Analysts and economists expect Biden’s administration to crack down on rules that prolong the lifespan of dirty coal plants as part of sweeping measures to fight climate change. Biden has named Richard Glick, a Democrat, as the new chairman of the Federal Energy Regulatory Commission. Under a Republican majority on the commission, Glick had been critical of FERC rules he contends unfairly favor coal over renewable energy sources in capacity power markets, saying they “would have made the Kremlin economists in the old Soviet Union blush.”

FERC did not respond to requests for comment, and the White House declined to comment.

“I’m confident, in the next couple of years, FERC will order changes,” said Ari Peskoe, director of the Electricity Law Initiative at Harvard Law School.

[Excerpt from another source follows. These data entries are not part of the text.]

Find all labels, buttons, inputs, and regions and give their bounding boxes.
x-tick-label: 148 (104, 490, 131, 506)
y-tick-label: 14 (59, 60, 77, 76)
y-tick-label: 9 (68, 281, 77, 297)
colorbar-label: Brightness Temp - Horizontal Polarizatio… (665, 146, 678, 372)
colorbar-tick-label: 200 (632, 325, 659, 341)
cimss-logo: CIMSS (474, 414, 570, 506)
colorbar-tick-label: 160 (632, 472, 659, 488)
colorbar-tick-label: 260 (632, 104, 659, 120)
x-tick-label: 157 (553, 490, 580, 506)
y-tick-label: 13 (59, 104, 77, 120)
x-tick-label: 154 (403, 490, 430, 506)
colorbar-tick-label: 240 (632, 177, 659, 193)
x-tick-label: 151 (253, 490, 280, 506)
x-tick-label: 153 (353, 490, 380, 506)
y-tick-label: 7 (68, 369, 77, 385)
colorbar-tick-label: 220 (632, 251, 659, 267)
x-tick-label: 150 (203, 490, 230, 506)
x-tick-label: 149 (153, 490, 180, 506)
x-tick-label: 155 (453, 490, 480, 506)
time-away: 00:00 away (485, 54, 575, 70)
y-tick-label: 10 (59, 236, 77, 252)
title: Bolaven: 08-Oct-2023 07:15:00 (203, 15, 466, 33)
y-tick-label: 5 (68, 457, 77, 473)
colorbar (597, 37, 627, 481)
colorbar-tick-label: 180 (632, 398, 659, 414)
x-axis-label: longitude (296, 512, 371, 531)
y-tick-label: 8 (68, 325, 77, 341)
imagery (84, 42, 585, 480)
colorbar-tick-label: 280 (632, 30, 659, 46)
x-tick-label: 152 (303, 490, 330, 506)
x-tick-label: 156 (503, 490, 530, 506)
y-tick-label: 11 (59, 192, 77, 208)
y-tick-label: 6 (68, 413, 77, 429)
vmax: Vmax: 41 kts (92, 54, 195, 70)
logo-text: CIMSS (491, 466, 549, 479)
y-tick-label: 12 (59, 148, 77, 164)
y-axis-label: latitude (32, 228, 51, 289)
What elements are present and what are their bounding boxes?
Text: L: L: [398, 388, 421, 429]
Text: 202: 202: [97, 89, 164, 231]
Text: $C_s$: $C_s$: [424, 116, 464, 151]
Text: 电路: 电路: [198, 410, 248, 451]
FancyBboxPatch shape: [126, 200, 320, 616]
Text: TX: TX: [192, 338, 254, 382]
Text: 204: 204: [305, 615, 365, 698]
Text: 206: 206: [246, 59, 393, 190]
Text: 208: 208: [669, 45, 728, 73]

Policy changes could make it harder for highly-leveraged private equity owners of coal plants, like Lightstone, to refinance their debts, according to Richard Donner, a credit analyst at Moody’s Investors Service. About $1.7 billion in the company’s debt comes due in 2024.

Even so, Lightstone’s creditors are the ones with the greatest risk, according to Peskoe.

“Somehow the private equity guys always make out OK,” Peskoe said. “It’s everyone else who doesn’t.”